The Rijksmuseum and New Amsterdam Surf Association have launched a collection of surf wear and boards inspired by the 17th century Dutch master painter.
Based on the sell-out exhibition of 28 of Vermeer’s 37 extant paintings, which runs until June, the new collection is intended to broaden access to the artist.
Paul Zeper, founder of the streetwear brand ‘made by surfers’, used a Rijksstudio tool to select famous imagery from the paintings to create prints and patterns on a series of clothes and boards. The collection was launched on Thursday night at the Rijksmuseum with a private viewing of the Vermeer show.

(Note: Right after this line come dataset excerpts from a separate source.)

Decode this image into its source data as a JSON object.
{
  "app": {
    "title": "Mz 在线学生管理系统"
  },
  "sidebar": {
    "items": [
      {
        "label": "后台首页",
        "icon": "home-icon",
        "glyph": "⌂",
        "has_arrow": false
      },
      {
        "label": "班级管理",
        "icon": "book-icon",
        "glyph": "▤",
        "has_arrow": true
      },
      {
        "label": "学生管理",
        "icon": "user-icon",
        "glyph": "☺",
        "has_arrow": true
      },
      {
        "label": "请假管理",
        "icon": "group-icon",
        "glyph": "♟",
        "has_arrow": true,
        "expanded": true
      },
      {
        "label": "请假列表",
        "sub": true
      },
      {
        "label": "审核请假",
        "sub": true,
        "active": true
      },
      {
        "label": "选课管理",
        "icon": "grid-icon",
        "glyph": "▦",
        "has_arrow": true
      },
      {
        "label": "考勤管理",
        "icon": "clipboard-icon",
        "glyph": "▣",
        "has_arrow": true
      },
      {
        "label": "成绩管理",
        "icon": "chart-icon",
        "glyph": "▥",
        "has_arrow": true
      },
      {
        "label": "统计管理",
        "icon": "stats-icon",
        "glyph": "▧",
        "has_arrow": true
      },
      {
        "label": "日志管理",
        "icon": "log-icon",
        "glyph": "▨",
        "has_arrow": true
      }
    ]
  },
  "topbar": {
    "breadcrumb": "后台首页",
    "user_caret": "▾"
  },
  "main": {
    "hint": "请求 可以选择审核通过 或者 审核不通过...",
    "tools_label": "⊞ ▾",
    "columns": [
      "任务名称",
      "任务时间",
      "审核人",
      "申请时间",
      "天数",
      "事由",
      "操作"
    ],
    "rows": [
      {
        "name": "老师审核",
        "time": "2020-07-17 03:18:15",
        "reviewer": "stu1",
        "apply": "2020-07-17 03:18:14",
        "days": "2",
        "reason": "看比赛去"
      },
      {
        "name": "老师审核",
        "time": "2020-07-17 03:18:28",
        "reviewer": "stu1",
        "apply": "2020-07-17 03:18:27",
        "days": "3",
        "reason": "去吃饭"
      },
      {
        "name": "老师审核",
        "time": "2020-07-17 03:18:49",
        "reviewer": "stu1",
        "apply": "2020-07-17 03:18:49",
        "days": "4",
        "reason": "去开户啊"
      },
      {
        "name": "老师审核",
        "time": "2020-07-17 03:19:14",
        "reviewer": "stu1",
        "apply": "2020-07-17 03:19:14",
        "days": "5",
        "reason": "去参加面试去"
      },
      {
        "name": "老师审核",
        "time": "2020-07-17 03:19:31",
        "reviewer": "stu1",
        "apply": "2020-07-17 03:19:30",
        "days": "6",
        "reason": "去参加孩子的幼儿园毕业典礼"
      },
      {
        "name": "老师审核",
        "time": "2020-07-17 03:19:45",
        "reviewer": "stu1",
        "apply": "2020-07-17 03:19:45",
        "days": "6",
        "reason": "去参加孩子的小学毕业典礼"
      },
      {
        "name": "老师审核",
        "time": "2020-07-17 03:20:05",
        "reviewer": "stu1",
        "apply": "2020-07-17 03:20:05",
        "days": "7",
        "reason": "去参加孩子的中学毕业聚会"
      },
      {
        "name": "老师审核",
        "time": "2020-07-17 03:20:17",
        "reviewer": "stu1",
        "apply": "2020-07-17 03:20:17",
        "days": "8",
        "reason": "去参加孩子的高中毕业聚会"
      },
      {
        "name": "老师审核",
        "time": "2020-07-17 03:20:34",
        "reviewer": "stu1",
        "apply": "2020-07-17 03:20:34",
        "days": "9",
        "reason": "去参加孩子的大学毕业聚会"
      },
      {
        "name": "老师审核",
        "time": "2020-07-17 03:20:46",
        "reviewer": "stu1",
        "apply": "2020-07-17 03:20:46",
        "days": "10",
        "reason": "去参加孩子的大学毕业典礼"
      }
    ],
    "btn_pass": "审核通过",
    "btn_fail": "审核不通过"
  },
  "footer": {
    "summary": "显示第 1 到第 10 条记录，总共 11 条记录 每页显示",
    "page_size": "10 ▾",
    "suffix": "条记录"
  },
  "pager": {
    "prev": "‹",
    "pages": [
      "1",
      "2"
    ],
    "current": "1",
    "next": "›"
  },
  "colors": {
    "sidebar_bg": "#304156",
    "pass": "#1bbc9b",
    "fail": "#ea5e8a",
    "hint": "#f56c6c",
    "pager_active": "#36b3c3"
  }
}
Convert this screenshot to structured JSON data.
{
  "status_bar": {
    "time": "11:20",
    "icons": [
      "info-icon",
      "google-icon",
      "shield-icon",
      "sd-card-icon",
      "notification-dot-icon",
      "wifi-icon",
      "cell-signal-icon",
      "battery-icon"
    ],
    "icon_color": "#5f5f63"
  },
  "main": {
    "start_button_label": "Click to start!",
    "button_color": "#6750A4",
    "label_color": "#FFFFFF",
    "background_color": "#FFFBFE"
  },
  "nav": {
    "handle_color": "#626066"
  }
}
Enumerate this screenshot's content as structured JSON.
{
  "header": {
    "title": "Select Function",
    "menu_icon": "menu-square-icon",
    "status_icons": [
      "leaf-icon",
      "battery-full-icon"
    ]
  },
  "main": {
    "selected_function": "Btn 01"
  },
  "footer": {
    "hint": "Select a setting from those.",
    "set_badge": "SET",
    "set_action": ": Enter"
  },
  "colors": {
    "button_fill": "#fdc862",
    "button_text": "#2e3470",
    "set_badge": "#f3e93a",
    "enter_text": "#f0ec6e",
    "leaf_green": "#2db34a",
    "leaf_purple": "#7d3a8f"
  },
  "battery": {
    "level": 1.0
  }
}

Zeper told Dutch News that he had previously taken inspiration from classic artworks. ‘If find it interesting to change the perception of art through clothing,’ he said. ‘I like Vermeer’s knowingness, the tension, the way he uses basic, daily scenes but you don’t know what’s going on. A letter might mean a wedding; little things are loaded. In this collection we took elements [of the paintings] and made them stronger.’
New Amsterdam Surf Association makes streetwear but is also intended to be worn by Dutch surfer types. ‘We aren’t bikini babes,’ said Alex Jaspers, head of commerce. ‘Our season is October to February in Wijk aan Zee. In the summer there are no waves. Our collection must be wearable, warm, and it’s also for people who want to go out in the city.
‘After we made a piece inspired by The Threatened Swan, the Rijksmuseum came to us and said it would be nice to do something with Vermeer – to make a crazy collection combining our community of 20 to 40 year olds and their community.’
The collection, New Amsterdam X Rijksmuseum, includes t-shirts starting at €65, a €190 embroidered cardigan in the style of The Milkmaid and a €90 silk scarf representing Vermeer’s early Delft painting ‘The Little Street’, with a surfboard in the picture. Three €1,200 surfboards recreate parts of famous paintings including The Love Letter. Meanwhile the form and colour of a €220 blue, denim jacket is inspired by Vermeer’s ‘Woman Reading a Letter’
The Rijksmuseum has followed in the footsteps of other historic museums in seeking to work with contemporary brands. In 2020, fashion brand The Daily Paper partnered with the Van Gogh museum for a collection inspired by his work.
However, the Rijksmuseum said that the collaboration was less about commercialising its collection than staying relevant for a younger, more diverse audience.
‘This partnership isn’t only about walking in the footsteps of Vermeer, but the continuing importance of old masters,’ said Tamar van Riessen, junior curator of 17th century Dutch painting at the launch. ‘The function of the museum isn’t only to hang paintings, but to connect and tell new stories, keeping old art alive for new generations.
‘With this kind of partnership, we can reach new audiences. A fantastic surfboard is about redefining Vermeer with a change of canvas…even if I can’t surf!’